Sie sind ein ausgezeichneter Kaliumlieferant.

Die Familie der Nachtschattengewächse, zu der auch die Tomate gehört, ist reich an Kalium. Eine mittelgroße frische Tomate enthält 292 Milligramm Kalium, eine viertel Tasse Tomatenpüree dagegen 670 mg. Eine Tasse geschmorte Tomaten enthält mehr als 15 % der empfohlenen Tagesdosis an Kalium, was sie noch wertvoller macht. Kalium ist auch in Blattgemüse wie Bok Choy, Spinat und Mangold reichlich vorhanden. Nach Angaben des USDA enthält eine Tasse gekochter Spinat 1.180 Milligramm Kalium. Eine weitere hervorragende Kaliumquelle sind Kidneybohnen, die auch einen hohen Anteil an sättigenden Ballaststoffen und pflanzlichem Eiweiß enthalten. Nach Angaben des USDA enthält eine Tasse Bohnen 713 mg Kalium. Granatäpfel, die sich hervorragend als Snack eignen und Hunderte von kleinen Kernen enthalten, sind reich an Antioxidantien, die Entzündungen im Körper lindern können. Ein mittelgroßer Granatapfel enthält 566 mg Kalium, das sind 14 % des Tagesbedarfs. Der Granatapfel kann als eigenständiger Snack oder als Zusatz zu einem Obstsalat verzehrt werden.
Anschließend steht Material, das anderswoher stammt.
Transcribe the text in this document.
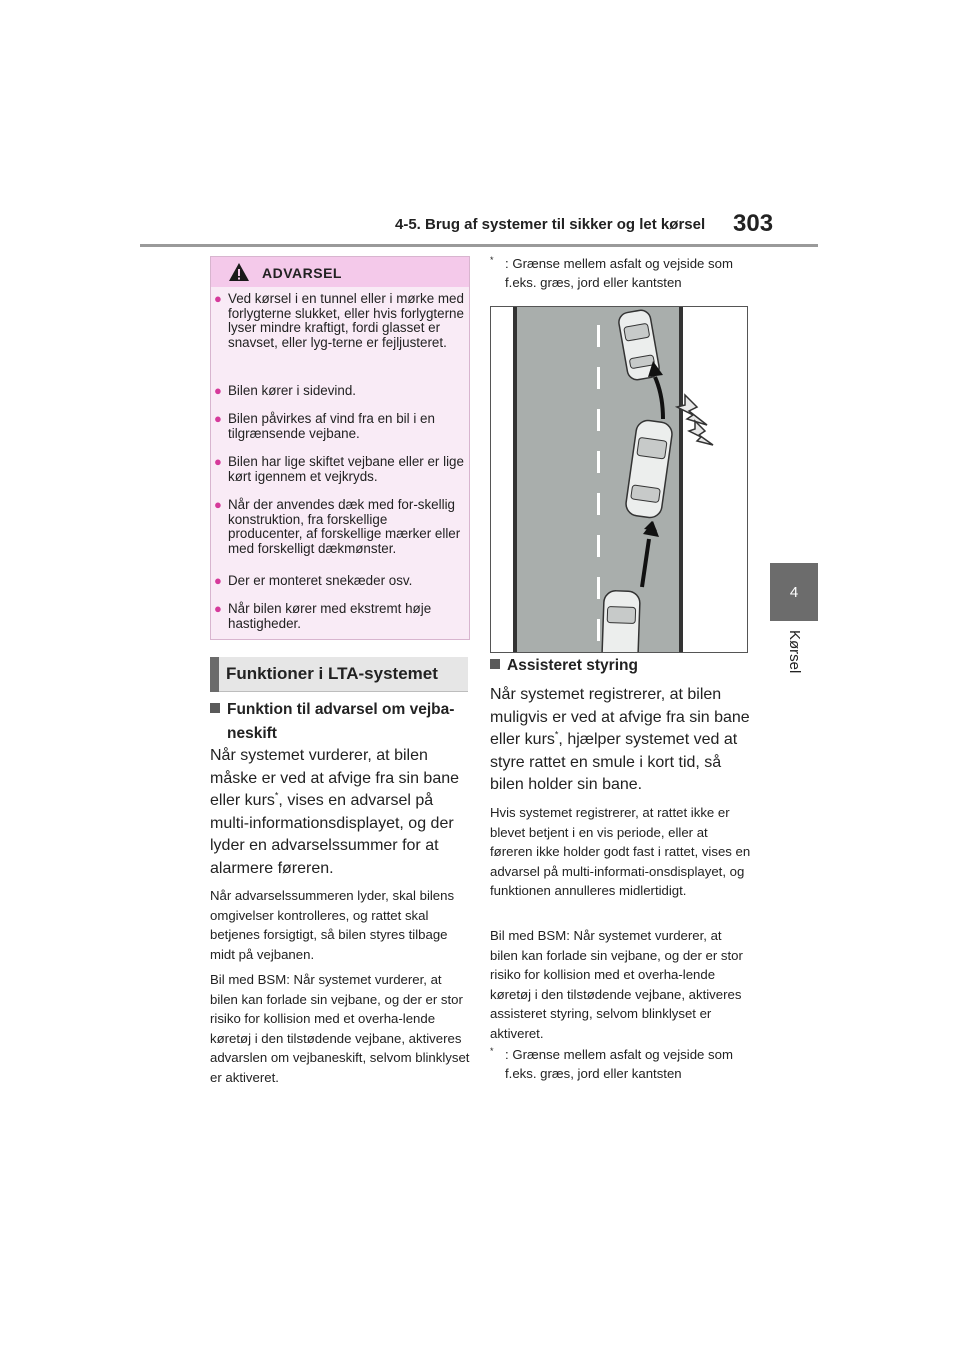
4-5. Brug af systemer til sikker og let kørsel 303
4
Kørsel
ADVARSEL
● Ved kørsel i en tunnel eller i mørke med forlygterne slukket, eller hvis forlygterne lyser mindre kraftigt, fordi glasset er snavset, eller lyg-terne er fejljusteret.
● Bilen kører i sidevind.
● Bilen påvirkes af vind fra en bil i en tilgrænsende vejbane.
● Bilen har lige skiftet vejbane eller er lige kørt igennem et vejkryds.
● Når der anvendes dæk med for-skellig konstruktion, fra forskellige producenter, af forskellige mærker eller med forskelligt dækmønster.
● Der er monteret snekæder osv.
● Når bilen kører med ekstremt høje hastigheder.
Funktioner i LTA-systemet
Funktion til advarsel om vejba-
neskift
Når systemet vurderer, at bilen måske er ved at afvige fra sin bane eller kurs*, vises en advarsel på multi-informationsdisplayet, og der lyder en advarselssummer for at alarmere føreren.
Når advarselssummeren lyder, skal bilens omgivelser kontrolleres, og rattet skal betjenes forsigtigt, så bilen styres tilbage midt på vejbanen.
Bil med BSM: Når systemet vurderer, at bilen kan forlade sin vejbane, og der er stor risiko for kollision med et overha-lende køretøj i den tilstødende vejbane, aktiveres advarslen om vejbaneskift, selvom blinklyset er aktiveret.
* : Grænse mellem asfalt og vejside som f.eks. græs, jord eller kantsten
Assisteret styring
Når systemet registrerer, at bilen muligvis er ved at afvige fra sin bane eller kurs*, hjælper systemet ved at styre rattet en smule i kort tid, så bilen holder sin bane.
Hvis systemet registrerer, at rattet ikke er blevet betjent i en vis periode, eller at føreren ikke holder godt fast i rattet, vises en advarsel på multi-informati-onsdisplayet, og funktionen annulleres midlertidigt.
Bil med BSM: Når systemet vurderer, at bilen kan forlade sin vejbane, og der er stor risiko for kollision med et overha-lende køretøj i den tilstødende vejbane, aktiveres assisteret styring, selvom blinklyset er aktiveret.
* : Grænse mellem asfalt og vejside som f.eks. græs, jord eller kantsten
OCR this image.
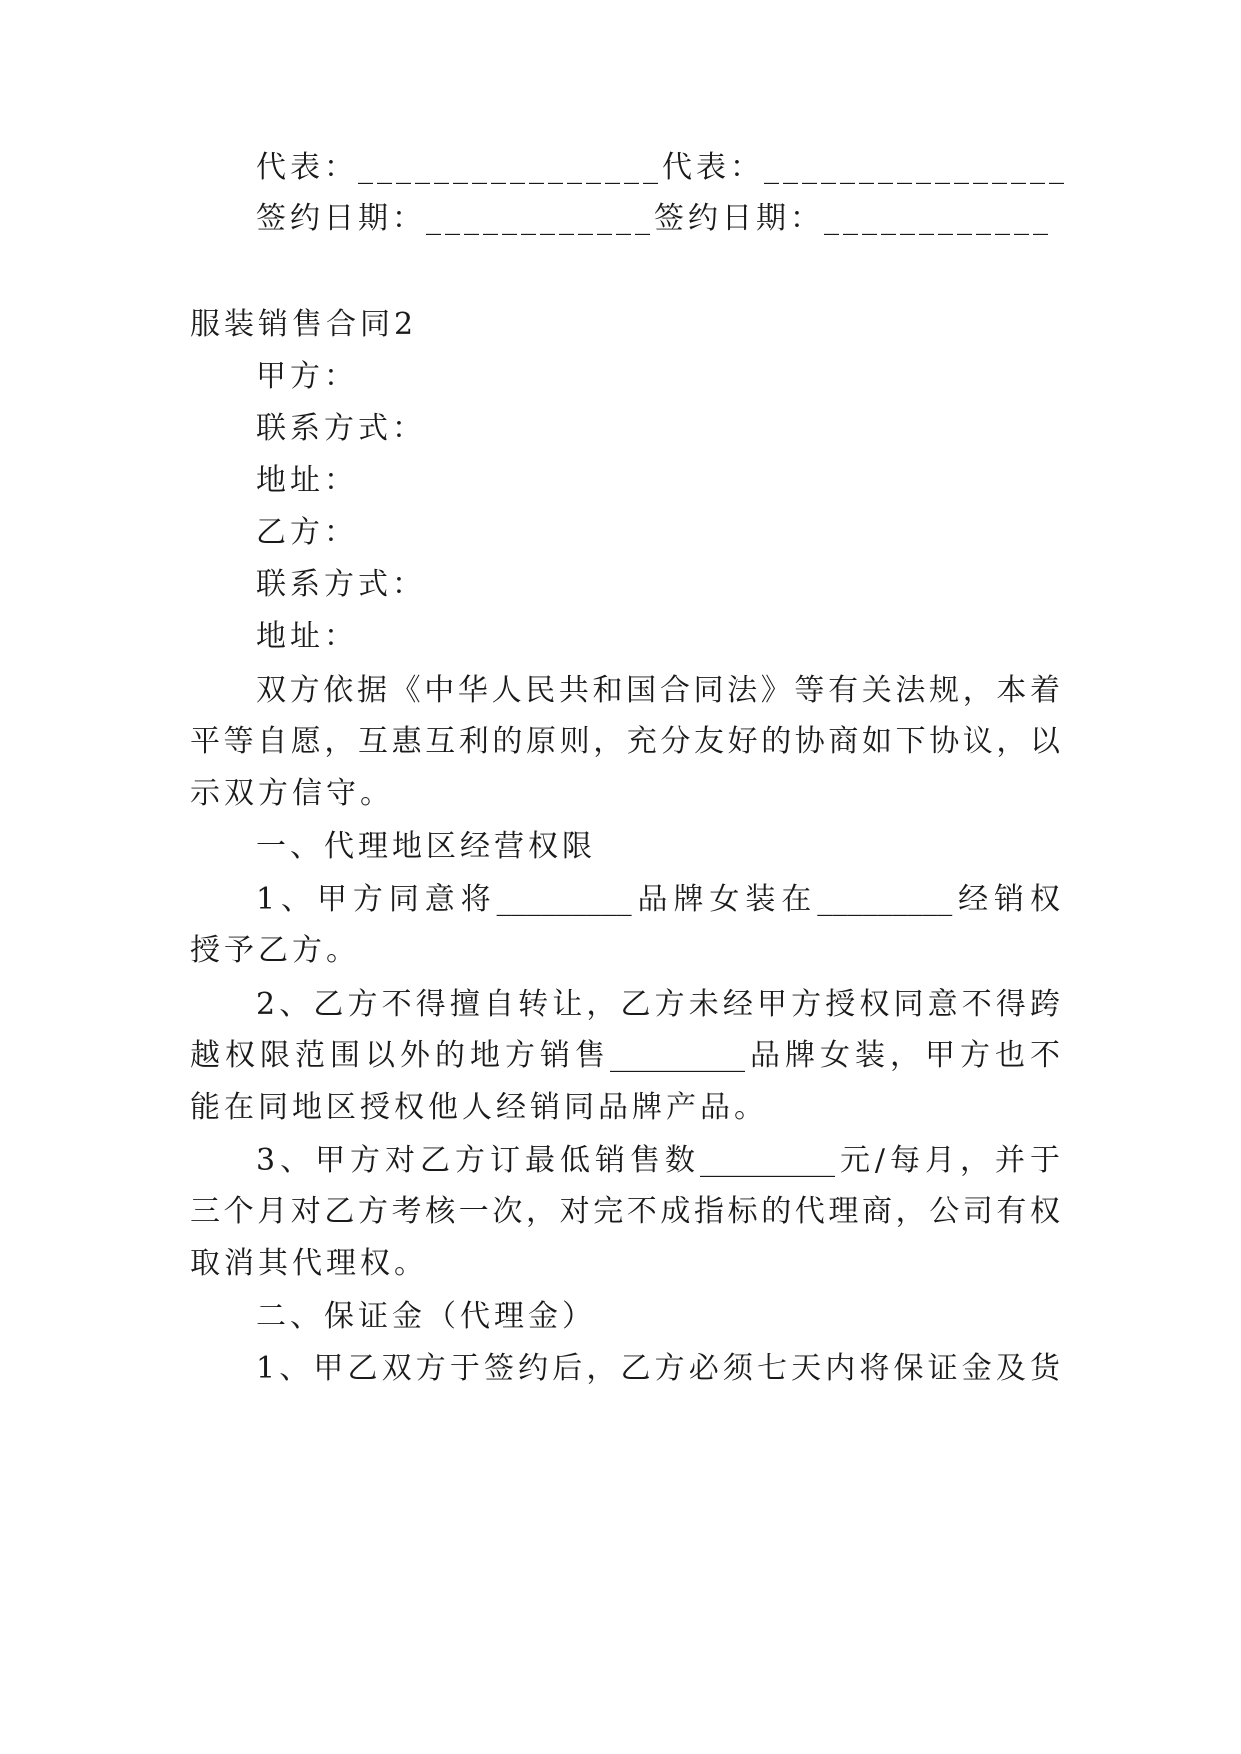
代表：________________代表：________________
签约日期：____________签约日期：____________
服装销售合同2
甲方：
联系方式：
地址：
乙方：
联系方式：
地址：
双方依据《中华人民共和国合同法》等有关法规，本着
平等自愿，互惠互利的原则，充分友好的协商如下协议，以
示双方信守。
一、代理地区经营权限
1、甲方同意将_________品牌女装在_________经销权
授予乙方。
2、乙方不得擅自转让，乙方未经甲方授权同意不得跨
越权限范围以外的地方销售_________品牌女装，甲方也不
能在同地区授权他人经销同品牌产品。
3、甲方对乙方订最低销售数_________元/每月，并于
三个月对乙方考核一次，对完不成指标的代理商，公司有权
取消其代理权。
二、保证金（代理金）
1、甲乙双方于签约后，乙方必须七天内将保证金及货
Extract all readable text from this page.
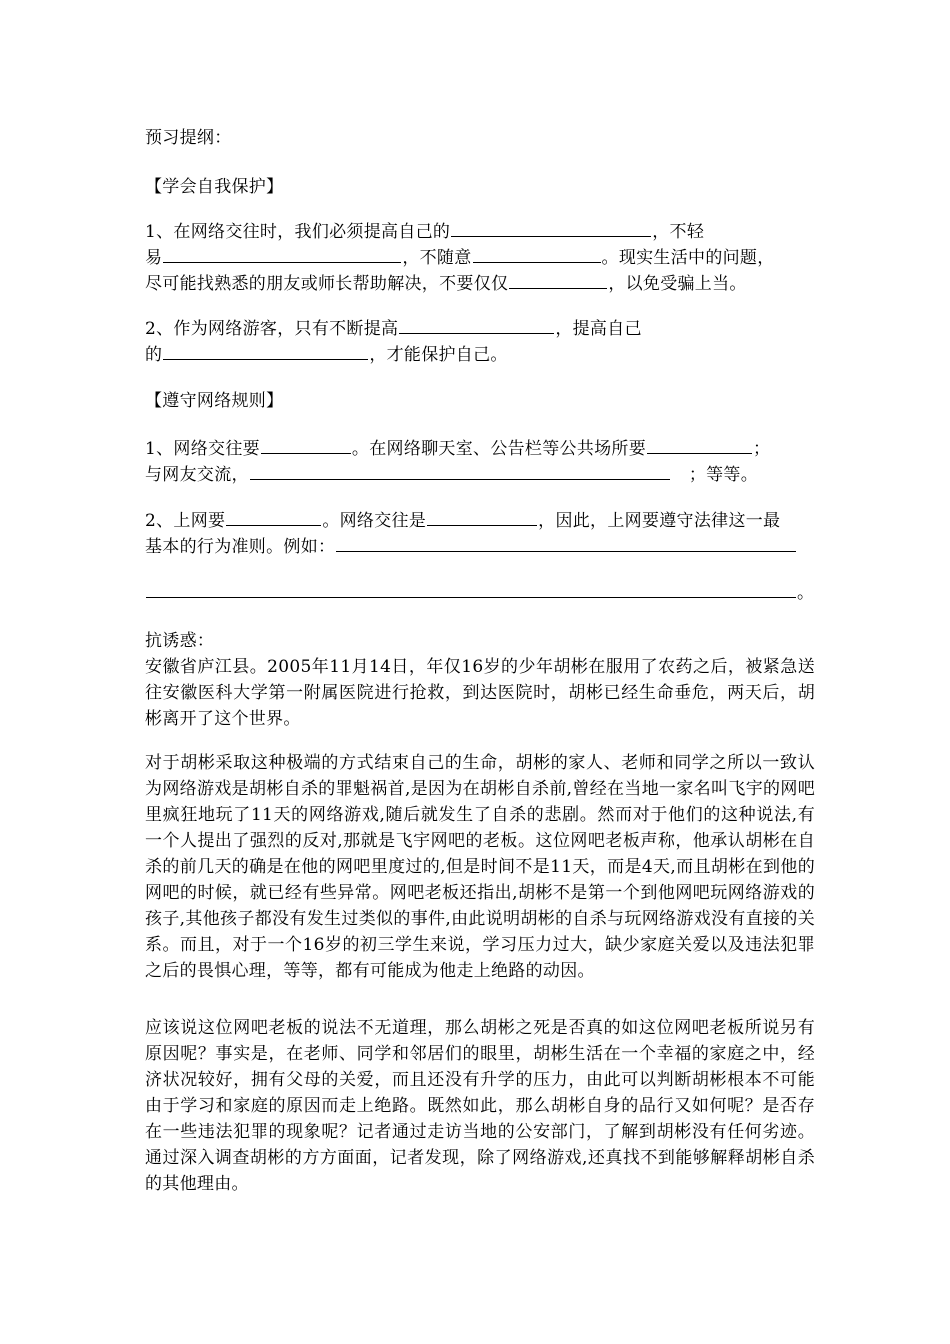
预习提纲：
【学会自我保护】
1、在网络交往时，我们必须提高自己的	，不轻
易	，不随意	。现实生活中的问题，
尽可能找熟悉的朋友或师长帮助解决，不要仅仅	，以免受骗上当。
2、作为网络游客，只有不断提高	，提高自己
的	，才能保护自己。
【遵守网络规则】
1、网络交往要	。在网络聊天室、公告栏等公共场所要	；
与网友交流，	；等等。
2、上网要	。网络交往是	，因此，上网要遵守法律这一最
基本的行为准则。例如：
。
抗诱惑：
安徽省庐江县。2005年11月14日，年仅16岁的少年胡彬在服用了农药之后，被紧急送往安徽医科大学第一附属医院进行抢救，到达医院时，胡彬已经生命垂危，两天后，胡彬离开了这个世界。
对于胡彬采取这种极端的方式结束自己的生命，胡彬的家人、老师和同学之所以一致认为网络游戏是胡彬自杀的罪魁祸首,是因为在胡彬自杀前,曾经在当地一家名叫飞宇的网吧里疯狂地玩了11天的网络游戏,随后就发生了自杀的悲剧。然而对于他们的这种说法,有一个人提出了强烈的反对,那就是飞宇网吧的老板。这位网吧老板声称，他承认胡彬在自杀的前几天的确是在他的网吧里度过的,但是时间不是11天，而是4天,而且胡彬在到他的网吧的时候，就已经有些异常。网吧老板还指出,胡彬不是第一个到他网吧玩网络游戏的孩子,其他孩子都没有发生过类似的事件,由此说明胡彬的自杀与玩网络游戏没有直接的关系。而且，对于一个16岁的初三学生来说，学习压力过大，缺少家庭关爱以及违法犯罪之后的畏惧心理，等等，都有可能成为他走上绝路的动因。
应该说这位网吧老板的说法不无道理，那么胡彬之死是否真的如这位网吧老板所说另有原因呢？事实是，在老师、同学和邻居们的眼里，胡彬生活在一个幸福的家庭之中，经济状况较好，拥有父母的关爱，而且还没有升学的压力，由此可以判断胡彬根本不可能由于学习和家庭的原因而走上绝路。既然如此，那么胡彬自身的品行又如何呢？是否存在一些违法犯罪的现象呢？记者通过走访当地的公安部门，了解到胡彬没有任何劣迹。通过深入调查胡彬的方方面面，记者发现，除了网络游戏,还真找不到能够解释胡彬自杀的其他理由。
Sie sind eine gute Ballaststoffquelle.

Eine mittelgroße Tomate enthält 1,5 Gramm Ballaststoffe, was Tomaten zu einer gesunden Quelle für diesen Nährstoff macht. Diese Ballaststoffe tragen zu einer regelmäßigen und gesunden Verdauung bei. Die Frucht enthält auch viel Kalium, ein Mineral, das den Blutdruck senkt und einen gesunden Flüssigkeitshaushalt unterstützt. Vor allem Lycopin kann in einer tomatenreichen Ernährung eine wichtige Quelle von Antioxidantien sein. Dieses Vitamin fördert die Gesundheit des Herzens und hemmt die Bildung von Plaque. Darüber hinaus verstärkt es die Wirkung anderer in Tomaten enthaltener Nährstoffe wie Lutein und Vitamin C. Lycopin ist vorteilhaft für die Gesundheit der Augen und trägt zum Schutz vor grauem Star und Makuladegeneration bei. Pflücken Sie reife Tomaten, um sicherzustellen, dass Sie das Beste aus ihnen herausholen können. Das Fruchtfleisch sollte sich beim Drücken leicht formen lassen und die Haut sollte rot sein. Wenn Sie die Tomaten in der Hand halten, können Sie feststellen, wie saftig sie sind. Eine Tomate, die sich etwas schwer anfühlt, ist in der Regel reif, während eine Tomate, die sich leicht anfühlt, entweder überreif oder unreif sein könnte. Abgesehen von ihrem köstlichen Geschmack sind Tomaten eine wunderbare Quelle für Ballaststoffe und Wasser.